Zoveel eeuwen later zegt Mozes ook tegen jou: Verbreek de band met God niet door je te buigen voor de maan en de sterren via astrologie. Aanhangers van die ideeën proberen je verleiden tot het geloof dat er verband bestaat tussen de stand van de hemellichamen en de gebeurtenissen op aarde. Uit de stand van de sterren en de planeten op het ogenblik van iemands geboorte denkt de astroloog voorspellingen te kunnen doen over de toekomst. Hij trekt je horoscoop.

Ook in de tijd van Daniël was er sprake van sterrenkijkers. Zij hadden God niet lief. Ze stonden op dezelfde lijn als tovenaars en waarzeggers (Daniël 2:2).

God haalde Israël uit de ijzeroven van Egypte. Hij bevrijdde ze uit hun verdrukking. Hij sloot een verbond met dat volk. Hij had er recht op dat het Zijn op Sinaï gegeven geboden hield. Uit liefde. Dat geldt ook voor jou. Buig alleen voor God. Hij is het waard!

-

Woensdag 14 december 2011

God blijft getrouw en liegt niet. {Psalm 89 vers 21 tot 38#http://www.statenvertaling.net/bijbel/psal/89.html} ”Hij zal eeuwiglijk bevestigd worden, gelijk de maan”

Je kent de maan als kind. Soms verandert die ronde bol aan de nachtelijke hemel in een smal sikkeltje. Of ze verdwijnt helemaal. Moeder belooft dat de maan terugkomt. Je ziet het gebeuren. Hoe komt dat? God heeft de zon, de maan en sterren geschapen (Psalm 148:3,5). Hij heeft ze bevestigd. Dus God heeft ze in de schepping een vaste plaats gewezen. Daar kun je van op aan. Dat heeft iets vertrouwds.

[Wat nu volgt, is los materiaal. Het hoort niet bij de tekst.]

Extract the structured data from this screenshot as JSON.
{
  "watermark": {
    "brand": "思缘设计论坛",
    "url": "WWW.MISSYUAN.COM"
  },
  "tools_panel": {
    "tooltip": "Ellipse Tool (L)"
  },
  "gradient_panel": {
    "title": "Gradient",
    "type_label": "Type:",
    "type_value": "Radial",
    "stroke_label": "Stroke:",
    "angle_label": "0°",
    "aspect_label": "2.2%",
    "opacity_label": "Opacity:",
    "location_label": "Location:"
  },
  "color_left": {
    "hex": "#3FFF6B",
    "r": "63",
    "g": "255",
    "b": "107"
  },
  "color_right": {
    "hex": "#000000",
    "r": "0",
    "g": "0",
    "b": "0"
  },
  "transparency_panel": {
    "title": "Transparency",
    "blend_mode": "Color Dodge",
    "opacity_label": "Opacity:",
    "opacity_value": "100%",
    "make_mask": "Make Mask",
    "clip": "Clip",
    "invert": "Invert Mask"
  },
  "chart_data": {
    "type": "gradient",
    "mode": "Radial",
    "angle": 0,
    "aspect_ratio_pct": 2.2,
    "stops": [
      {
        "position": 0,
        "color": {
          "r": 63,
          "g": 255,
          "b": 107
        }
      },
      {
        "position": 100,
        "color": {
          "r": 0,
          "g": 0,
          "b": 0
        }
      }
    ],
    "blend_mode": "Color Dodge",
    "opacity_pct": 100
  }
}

Zo zeker als de maan in de schepping haar vaste plaats heeft, zo zeker houdt God Zijn verbond (Psalm 89:35). Dan gaat het niet over wat uitwendige, losse, ondoordachte, breekbare beloften van Israël aan God. Het volk dat zich niet aan die overeenkomst hield, hoorde van de Heere na veel waarschuwingen: Ik laat je los. Je bent verbondsbrekers. ”Ik zal een kwaad over hen brengen (...) als zij dan tot Mij zullen roepen, zal Ik niet horen” (Jeremia 11:10,11).

Waarover ging het dan, toen God toezei Zijn verbond te houden? Hij beloofde: Zijn zaad, Davids zaad, zal er eeuwig zijn. ”Zijn troon zal voor Mij zijn gelijk de zon” (Psalm 89:37). Eeuwig! Die troon duidde niet slechts op Davids zetel, maar op de troon van Christus, de Eeuwige. Hij was God, maar tegelijk als mens nakomeling van David. Hij vervulde de voorwaarden van Gods verbond in de plaats van verbondsbrekers. ”Hij zal eeuwig bevestigd worden, gelijk de maan”. Daarom krijgen verloren zondaren eeuwig leven. Zo vast en zeker als de zon en de maan aan de hemel staan.

Je dacht dat je de zonde haatte. Je meende dat je God liefhad. Je weet dat Hij een keer tot je sprak van vergeving om Jezus’ wil. Maar je kunt nergens meer bij. Je loopt in het donker. Dan zingt de gemeente op een keer Psalm 98:4. En jij zingt zoals je het nog nooit gezien of gezongen hebt: ”Hij komt om de aarde te richten.” Waarom? Om jou, die zucht onder schuld en de aanvechting, te bevrijden. Want ”’t wreed geweld moet zwichten.”

’s Avonds ga je dat vertellen tegen een kind van God in de gemeente. Je loopt door het dorp. Je kijkt naar boven. De maan is vol. Het valt in je hart: ”Hij zal eeuwiglijk bevestigd worden, gelijk de maan.” Dan is je hart ook vol.

-

Vrijdag 16 december 2011

Het licht van de maan valt in het niet bij het Licht van Gods genade. {Jesaja 24 vers 17 tot 23#http://www.statenvertaling.net/bijbel/jesa/24.html} ”En de maan zal schaamrood worden.”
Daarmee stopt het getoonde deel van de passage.